Repórteres analisaram 36 projetos de preservação na Amazônia brasileira que oferecem compensações voluntárias de carbono nos maiores registros do mercado global. Pelo menos 24 deles envolviam proprietários de terras, desenvolvedores ou empresas florestais que foram punidos pelo Ibama por envolvimento com desmatamento ilegal, descobriu a Reuters.

As infrações variaram desde a destruição da floresta tropical sem autorização até o transporte de árvores derrubadas sem licenças válidas e a inserção de informações falsas em um sistema governamental de controle de madeira. Autoridades do governo e especialistas disseram que essas infrações refletem a variedade de papéis no comércio ilegal de madeira que devora a floresta tropical.

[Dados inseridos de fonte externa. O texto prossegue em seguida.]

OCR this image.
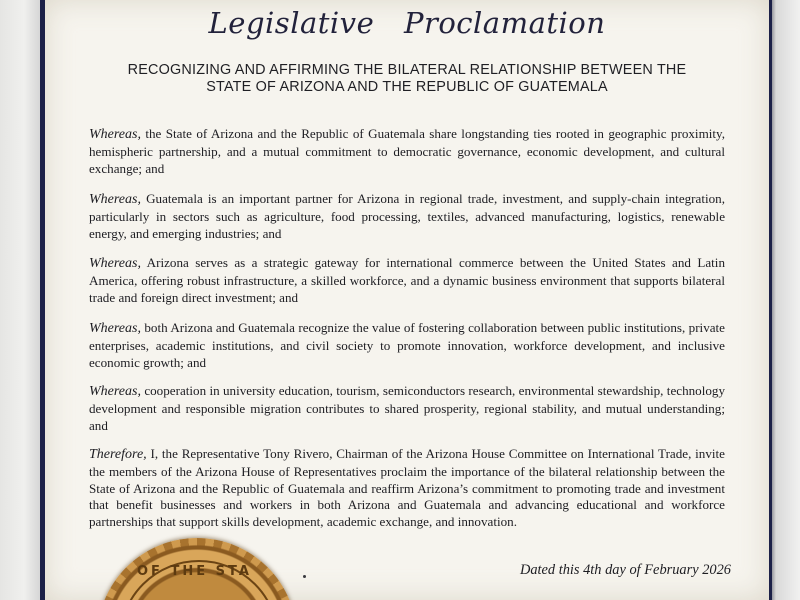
Legislative Proclamation
RECOGNIZING AND AFFIRMING THE BILATERAL RELATIONSHIP BETWEEN THE
STATE OF ARIZONA AND THE REPUBLIC OF GUATEMALA

Whereas, the State of Arizona and the Republic of Guatemala share longstanding ties rooted in geographic proximity, hemispheric partnership, and a mutual commitment to democratic governance, economic development, and cultural exchange; and

Whereas, Guatemala is an important partner for Arizona in regional trade, investment, and supply-chain integration, particularly in sectors such as agriculture, food processing, textiles, advanced manufacturing, logistics, renewable energy, and emerging industries; and

Whereas, Arizona serves as a strategic gateway for international commerce between the United States and Latin America, offering robust infrastructure, a skilled workforce, and a dynamic business environment that supports bilateral trade and foreign direct investment; and

Whereas, both Arizona and Guatemala recognize the value of fostering collaboration between public institutions, private enterprises, academic institutions, and civil society to promote innovation, workforce development, and inclusive economic growth; and

Whereas, cooperation in university education, tourism, semiconductors research, environmental stewardship, technology development and responsible migration contributes to shared prosperity, regional stability, and mutual understanding; and

Therefore, I, the Representative Tony Rivero, Chairman of the Arizona House Committee on International Trade, invite the members of the Arizona House of Representatives proclaim the importance of the bilateral relationship between the State of Arizona and the Republic of Guatemala and reaffirm Arizona’s commitment to promoting trade and investment that benefit businesses and workers in both Arizona and Guatemala and advancing educational and workforce partnerships that support skills development, academic exchange, and innovation.

OF THE STA	Dated this 4th day of February 2026
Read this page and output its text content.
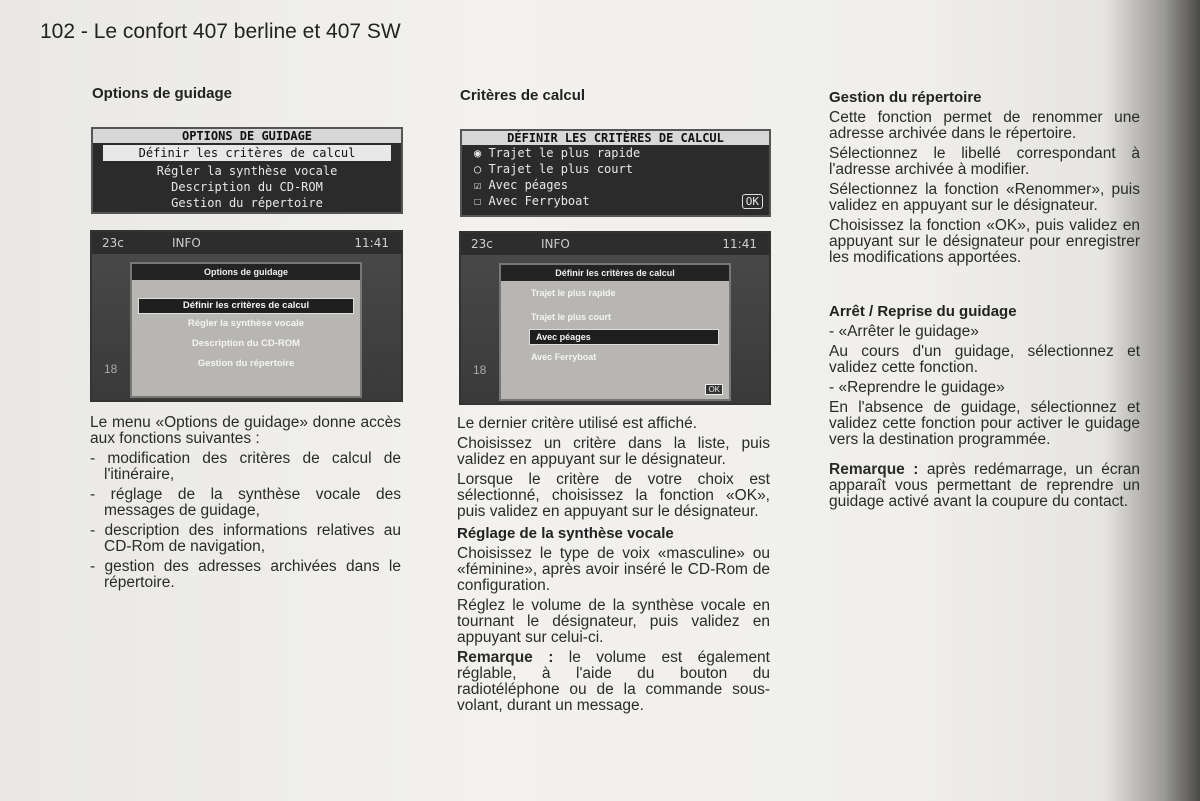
102 - Le confort 407 berline et 407 SW
Options de guidage
OPTIONS DE GUIDAGE
Définir les critères de calcul
Régler la synthèse vocale
Description du CD-ROM
Gestion du répertoire
23c	INFO	11:41
18
Options de guidage
Définir les critères de calcul
Régler la synthèse vocale
Description du CD-ROM
Gestion du répertoire

Le menu «Options de guidage» donne accès aux fonctions suivantes :

- modification des critères de calcul de l'itinéraire,

- réglage de la synthèse vocale des messages de guidage,

- description des informations relatives au CD-Rom de navigation,

- gestion des adresses archivées dans le répertoire.

Critères de calcul
DÉFINIR LES CRITÈRES DE CALCUL
◉ Trajet le plus rapide
○ Trajet le plus court
☑ Avec péages
☐ Avec Ferryboat	OK
23c	INFO	11:41
18
Définir les critères de calcul
Trajet le plus rapide
Trajet le plus court
Avec péages
Avec Ferryboat
OK

Le dernier critère utilisé est affiché.

Choisissez un critère dans la liste, puis validez en appuyant sur le désignateur.

Lorsque le critère de votre choix est sélectionné, choisissez la fonction «OK», puis validez en appuyant sur le désignateur.

Réglage de la synthèse vocale

Choisissez le type de voix «masculine» ou «féminine», après avoir inséré le CD-Rom de configuration.

Réglez le volume de la synthèse vocale en tournant le désignateur, puis validez en appuyant sur celui-ci.

Remarque : le volume est également réglable, à l'aide du bouton du radiotéléphone ou de la commande sous-volant, durant un message.

Gestion du répertoire

Cette fonction permet de renommer une adresse archivée dans le répertoire.

Sélectionnez le libellé correspondant à l'adresse archivée à modifier.

Sélectionnez la fonction «Renommer», puis validez en appuyant sur le désignateur.

Choisissez la fonction «OK», puis validez en appuyant sur le désignateur pour enregistrer les modifications apportées.

Arrêt / Reprise du guidage

- «Arrêter le guidage»

Au cours d'un guidage, sélectionnez et validez cette fonction.

- «Reprendre le guidage»

En l'absence de guidage, sélectionnez et validez cette fonction pour activer le guidage vers la destination programmée.

Remarque : après redémarrage, un écran apparaît vous permettant de reprendre un guidage activé avant la coupure du contact.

Em 20 dos projetos de conservação, segundo a Reuters, o Ibama multou os principais participantes por desmatamento antes que eles fossem listados em um registro de crédito de carbono. Em sete desses casos, as autuações por desmatamento ilegal aplicadas aos participantes dos projetos continuaram após o registro.

“É um fracasso de toda a ideia”, disse Raoni Rajão, que dirigiu o programa de combate ao desmatamento do Ministério do Meio Ambiente até dezembro. Ao pagar pessoas com um histórico de violação da legislação ambiental, disse ele, o mercado de carbono pode estar financiando grupos envolvidos em desmatamento ilegal.

“Eles podem estar reduzindo o desmatamento em um lugar, mas aumentando as emissões em outro lugar com esses mesmos recursos”, disse Rajão, atualmente professor de política ambiental na Universidade Federal de Minas Gerais (UFMG).

O Brasil cobra multas para fazer cumprir as leis que impõem limites rígidos ao desmatamento desde 2008 na Amazônia, a maior floresta tropical do mundo, que perdeu cerca de um quinto de sua cobertura original de árvores no último meio século. Cientistas alertam que um desmatamento maior poderia liberar quantidades catastróficas de dióxido de carbono, que aquece o planeta, acelerando a mudança climática.